Here is Guru Terath Singh’s May 8, 2020 response to Ms. Gray:

“You wrote that you do not have subpoena power, and you do not. But you have significant leverage. If in trying to get to the bottom of an allegation (let’s say Premka’s with the history of the “back story” of the 1986 lawsuit), you could and probably should ask her to provide those of her emails over the past 2 years that in any way refer to YB or her claims. If she did, you would know if there is a back story to what is going on now. If she refused, after conferring with your attorneys, you could let her know that if she does not produce the emails, your Report will state that she made a claim, refused to cooperate with the investigation, and for that reason her claim was not pursued.

And why would you ever accept a “mandate from the CRT (that) exempts you from searching for social media conversations?” Either you are conducting an independent investigation, or you are not. Of course you should be able to ask “probing questions” about something one of the accusers wrote on social media, especially if it is inconsistent with what she told you in an interview. As you know, some the very most important things that investigators use to determine the credibility of people making accusations are their other consistent or inconsistent writings. And there is no such thing as “it is not customary for privately commissioned investigations of sexual misconduct of religious leaders to search social media…” Customary? How many have there been since the advent of social media – 2, 3?”

In addition to this, in at least one interview, Ms. Gray told the interviewee that the investigation team had not seen the ‘first person’ written list of statements by the accusers, which has been circulating on social media, through both a Next Gen Facebook group and as a Google Doc on Pamela Dyson’s Facebook group.  This list was sent to the CRT on February 28, 2020. Ms. Gray also said that social media conversations are hearsay and that they were only getting the stories from the accusers from verbal conversations with them directly.

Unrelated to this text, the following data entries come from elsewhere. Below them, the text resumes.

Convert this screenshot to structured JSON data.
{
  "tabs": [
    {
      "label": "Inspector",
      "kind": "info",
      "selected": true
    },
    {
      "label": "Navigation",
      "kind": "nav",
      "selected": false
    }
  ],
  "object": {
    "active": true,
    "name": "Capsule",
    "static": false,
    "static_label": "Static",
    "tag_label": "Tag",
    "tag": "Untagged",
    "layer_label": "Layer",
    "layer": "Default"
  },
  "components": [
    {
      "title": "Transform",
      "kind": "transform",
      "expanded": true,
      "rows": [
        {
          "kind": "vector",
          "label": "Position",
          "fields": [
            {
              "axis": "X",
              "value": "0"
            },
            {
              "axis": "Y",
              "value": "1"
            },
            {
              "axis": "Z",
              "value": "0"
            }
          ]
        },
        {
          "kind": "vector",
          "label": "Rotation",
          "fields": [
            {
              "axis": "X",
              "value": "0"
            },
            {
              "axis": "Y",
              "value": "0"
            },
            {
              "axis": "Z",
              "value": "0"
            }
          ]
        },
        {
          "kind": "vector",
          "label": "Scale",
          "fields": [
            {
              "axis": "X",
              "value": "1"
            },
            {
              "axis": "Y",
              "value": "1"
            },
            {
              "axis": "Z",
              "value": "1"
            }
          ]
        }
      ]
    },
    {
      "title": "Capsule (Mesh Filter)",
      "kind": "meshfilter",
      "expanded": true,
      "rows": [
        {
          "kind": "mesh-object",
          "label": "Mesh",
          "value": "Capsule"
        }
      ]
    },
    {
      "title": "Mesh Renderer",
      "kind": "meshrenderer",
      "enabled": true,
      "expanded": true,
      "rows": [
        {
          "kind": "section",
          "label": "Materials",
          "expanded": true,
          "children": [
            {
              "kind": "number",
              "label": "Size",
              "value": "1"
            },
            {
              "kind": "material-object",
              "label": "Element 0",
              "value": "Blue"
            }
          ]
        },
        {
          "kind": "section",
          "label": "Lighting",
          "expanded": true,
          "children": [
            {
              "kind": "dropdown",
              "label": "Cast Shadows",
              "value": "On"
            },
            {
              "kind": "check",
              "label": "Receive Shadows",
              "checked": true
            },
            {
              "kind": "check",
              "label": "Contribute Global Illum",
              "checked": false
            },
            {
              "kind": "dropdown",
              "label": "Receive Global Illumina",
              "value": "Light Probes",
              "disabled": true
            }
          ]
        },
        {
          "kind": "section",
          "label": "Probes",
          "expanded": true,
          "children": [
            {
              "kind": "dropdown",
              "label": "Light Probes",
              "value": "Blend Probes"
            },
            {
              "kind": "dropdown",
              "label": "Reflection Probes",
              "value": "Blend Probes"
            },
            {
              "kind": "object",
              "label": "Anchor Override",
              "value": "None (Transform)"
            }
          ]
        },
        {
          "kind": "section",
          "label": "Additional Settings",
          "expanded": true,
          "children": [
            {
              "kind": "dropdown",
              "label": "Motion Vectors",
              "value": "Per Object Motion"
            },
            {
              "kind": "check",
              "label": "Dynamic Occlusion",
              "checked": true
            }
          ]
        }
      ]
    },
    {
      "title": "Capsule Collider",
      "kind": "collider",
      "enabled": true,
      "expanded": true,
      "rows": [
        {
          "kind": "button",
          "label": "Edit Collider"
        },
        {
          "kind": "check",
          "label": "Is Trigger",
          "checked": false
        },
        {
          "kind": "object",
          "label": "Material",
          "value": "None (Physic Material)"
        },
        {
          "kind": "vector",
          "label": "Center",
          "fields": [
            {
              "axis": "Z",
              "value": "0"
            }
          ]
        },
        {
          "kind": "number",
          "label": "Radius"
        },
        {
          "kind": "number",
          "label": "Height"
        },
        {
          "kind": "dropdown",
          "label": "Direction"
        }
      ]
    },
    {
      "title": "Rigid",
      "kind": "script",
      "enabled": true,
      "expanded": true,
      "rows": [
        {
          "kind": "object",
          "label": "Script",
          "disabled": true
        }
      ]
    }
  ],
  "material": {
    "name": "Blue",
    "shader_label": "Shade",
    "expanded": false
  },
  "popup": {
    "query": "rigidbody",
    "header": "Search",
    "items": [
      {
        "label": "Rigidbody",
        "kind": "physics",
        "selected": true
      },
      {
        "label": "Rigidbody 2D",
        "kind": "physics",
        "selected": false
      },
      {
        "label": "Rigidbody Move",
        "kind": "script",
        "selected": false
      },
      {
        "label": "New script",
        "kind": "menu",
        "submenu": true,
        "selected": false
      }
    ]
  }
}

As part of the “best practice” of a fair investigation, comparing both the written and verbal communications by an accuser is very valuable when determining the credibility of anyone giving information.  And that very important information is being kept from the investigators by the CRT.

Because there is no representative of the Siri Singh Sahib, the only way for our Sangat members who believe they may be in a position to refute “supposed” allegations, is to review information shared in a public forum, which the investigators themselves do not have and cannot access, and these Sangat members who may be in a position to refute information about the allegations, do not know what has actually been brought to the investigators.  So both sides are at a disadvantage.

This can be fixed

The Olive Branch should be told that they can request and review from anyone making an allegation and any witness their writings and responses received on the subject, including their social media contact messages, emails, letters, etc. in assessing their credibility.